The really serious excesses in markets took place after 1998, and were arguably a direct consequence of the cheap money policy put in place earlier. By cutting rates sharply, the Fed may have prolonged the cycle a bit, but the effect was like a morphine drip which alleviates the pain but fails to treat the underlying disease.
By delaying the inevitable comedown after a long boom, the Fed may have made the eventual outcome much worse. This is the moral hazard problem which has so exercised Mervyn King. If investors believe they are always underwritten, it will encourage ever more reckless behaviour.
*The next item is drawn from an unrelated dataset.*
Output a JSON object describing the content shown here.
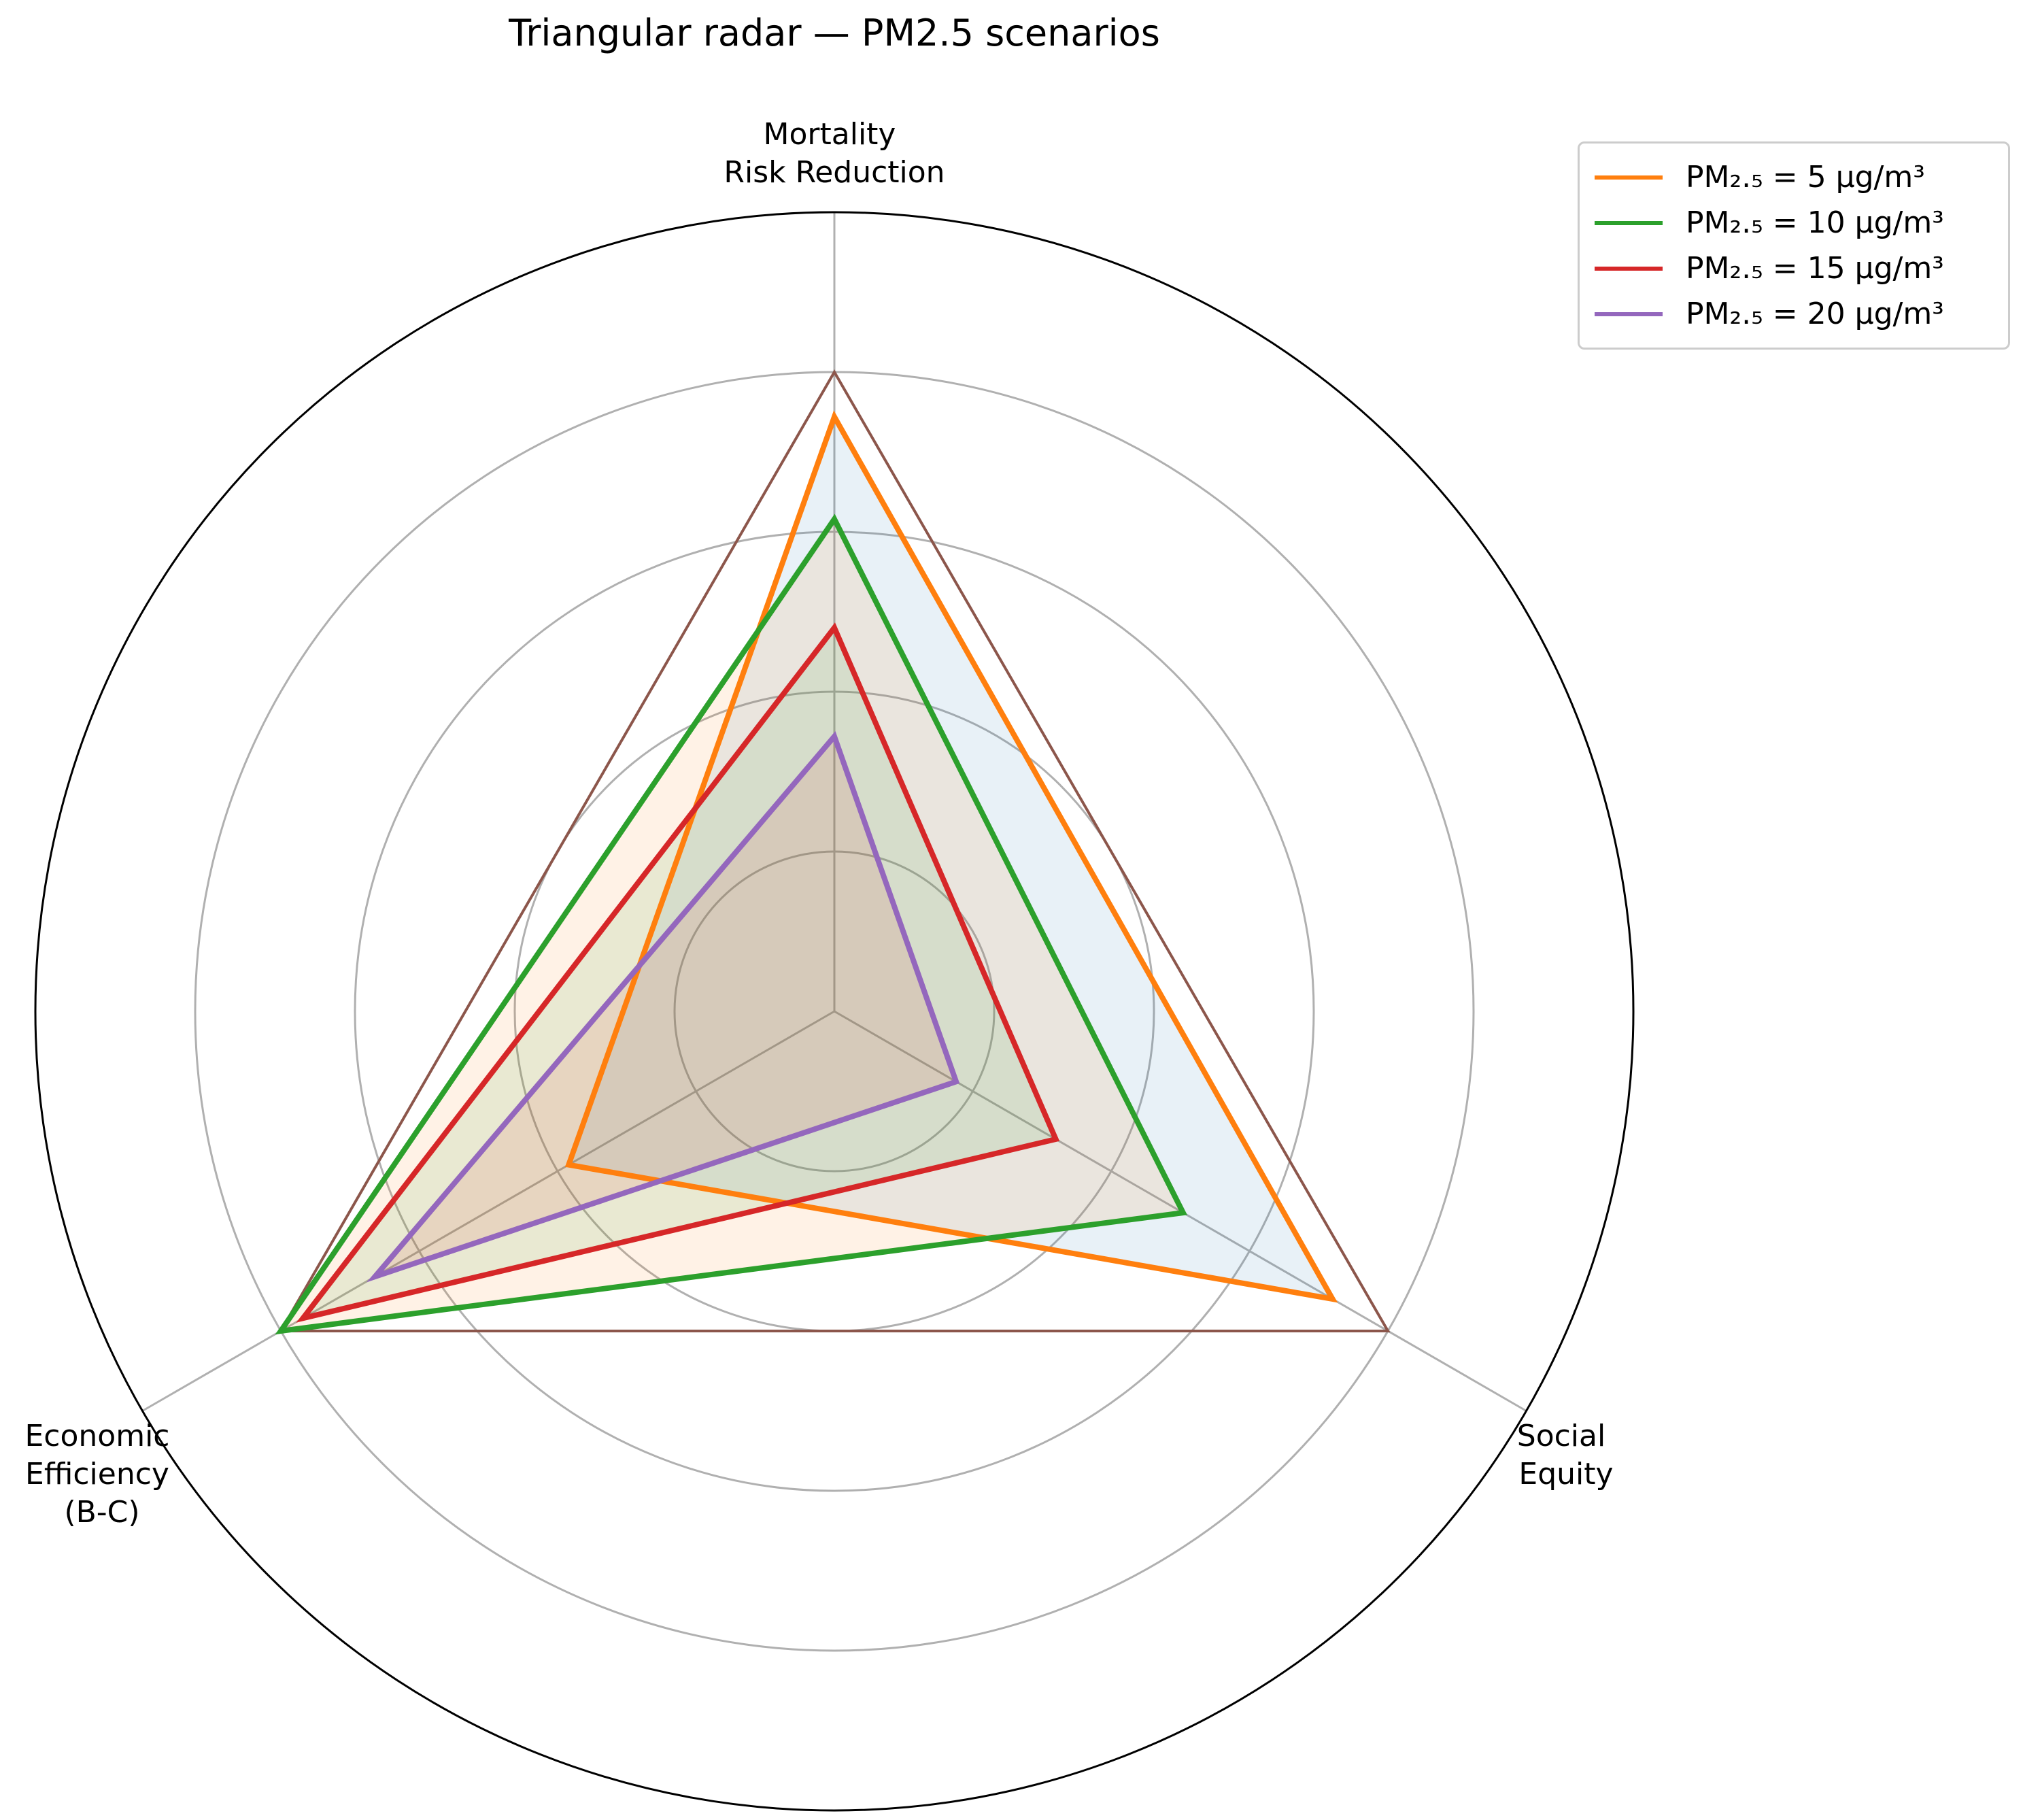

So if not now, when will the present expansion blow up in our faces? The fashionable though wholly unscientific view is that we are little more than a year away from the final reckoning, which will be marked by the Beijing Olympics and the US presidential elections, the former as a climatic moment in China's development story, after which it will collapse in exhaustion, the latter as the point at which new political blood grips the problem of public and private debt to undertake a painful rebooting of the US economy.
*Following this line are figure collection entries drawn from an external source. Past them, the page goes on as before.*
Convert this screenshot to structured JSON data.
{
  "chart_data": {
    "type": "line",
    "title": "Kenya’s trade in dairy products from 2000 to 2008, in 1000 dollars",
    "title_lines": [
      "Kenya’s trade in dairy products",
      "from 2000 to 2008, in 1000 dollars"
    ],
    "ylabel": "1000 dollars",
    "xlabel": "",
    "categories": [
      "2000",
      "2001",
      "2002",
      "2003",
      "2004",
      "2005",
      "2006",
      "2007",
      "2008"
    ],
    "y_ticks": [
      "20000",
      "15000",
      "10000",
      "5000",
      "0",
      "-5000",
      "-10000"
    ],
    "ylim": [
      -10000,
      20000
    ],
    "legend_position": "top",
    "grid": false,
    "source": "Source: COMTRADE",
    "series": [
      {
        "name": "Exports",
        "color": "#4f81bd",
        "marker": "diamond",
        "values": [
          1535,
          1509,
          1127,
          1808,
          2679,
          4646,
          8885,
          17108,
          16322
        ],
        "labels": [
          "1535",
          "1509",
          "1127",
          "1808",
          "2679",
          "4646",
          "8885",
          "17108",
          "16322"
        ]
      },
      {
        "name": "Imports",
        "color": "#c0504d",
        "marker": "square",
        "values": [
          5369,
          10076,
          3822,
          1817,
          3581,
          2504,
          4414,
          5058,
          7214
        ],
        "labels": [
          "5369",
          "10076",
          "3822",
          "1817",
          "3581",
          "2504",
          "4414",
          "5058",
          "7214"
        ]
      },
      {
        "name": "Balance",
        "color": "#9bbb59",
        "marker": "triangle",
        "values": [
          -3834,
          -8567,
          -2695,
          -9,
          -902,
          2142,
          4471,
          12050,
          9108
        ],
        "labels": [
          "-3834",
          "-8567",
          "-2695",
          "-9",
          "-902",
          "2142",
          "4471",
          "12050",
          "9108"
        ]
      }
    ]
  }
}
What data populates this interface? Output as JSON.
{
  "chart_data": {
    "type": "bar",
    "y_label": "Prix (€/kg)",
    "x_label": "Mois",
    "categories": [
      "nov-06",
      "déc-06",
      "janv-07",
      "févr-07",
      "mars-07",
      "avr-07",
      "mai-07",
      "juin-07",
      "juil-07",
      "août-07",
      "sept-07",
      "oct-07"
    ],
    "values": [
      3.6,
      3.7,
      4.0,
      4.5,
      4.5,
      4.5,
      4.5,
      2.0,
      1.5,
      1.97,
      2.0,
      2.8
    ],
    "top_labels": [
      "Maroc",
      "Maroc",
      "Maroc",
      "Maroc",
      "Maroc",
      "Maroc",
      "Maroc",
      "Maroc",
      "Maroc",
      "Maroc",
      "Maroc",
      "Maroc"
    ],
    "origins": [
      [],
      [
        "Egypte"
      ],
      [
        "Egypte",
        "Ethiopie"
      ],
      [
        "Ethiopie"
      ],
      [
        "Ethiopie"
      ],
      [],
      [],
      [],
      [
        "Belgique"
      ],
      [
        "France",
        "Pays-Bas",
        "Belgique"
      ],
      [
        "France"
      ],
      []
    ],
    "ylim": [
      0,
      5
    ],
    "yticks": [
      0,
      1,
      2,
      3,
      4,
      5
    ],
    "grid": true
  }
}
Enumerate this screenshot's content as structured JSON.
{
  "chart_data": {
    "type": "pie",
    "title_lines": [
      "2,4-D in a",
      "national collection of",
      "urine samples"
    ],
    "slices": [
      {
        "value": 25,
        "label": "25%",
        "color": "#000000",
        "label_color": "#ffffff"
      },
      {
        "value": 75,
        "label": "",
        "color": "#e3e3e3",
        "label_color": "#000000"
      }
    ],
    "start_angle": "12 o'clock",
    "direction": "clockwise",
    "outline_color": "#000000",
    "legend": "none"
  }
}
If these two events pan out in the way just described, they certainly have the potential to tip the world into recession. There was a similar combination of events which preceded the last downturn – the end of millennium and a change of administration in the US. Bizarrely, they postdated the actions of central bankers in dealing with the 1998 credit crunch by almost exactly the same time frame. Spooky, or what?
Still, at this stage, it's only a theory. Or is it? Personally I'm not convinced by the consensus view that a cut in UK interest rates later this year is now wholly inevitable. Following the volte-face on market intervention, there seems to be a collective belief in the City that Mervyn King is now on the run and will do almost anything the markets demand. This I very much doubt. With underlying inflationary pressures still to the fore and the warning of 1998 to look back on, I'd expect the Bank of England to hold the line on interest rates.
Back in 1998, the Bank was again more cautious in acting than the Fed. The Bank didn't cut interest rates until later, and, even then, not by as much and only in response to clear evidence of a fast-slowing economy. Arguably, this served Britain's long-term interests better. The subsequent boom was not quite as heady as it was in the US nor the following downturn nearly as bad.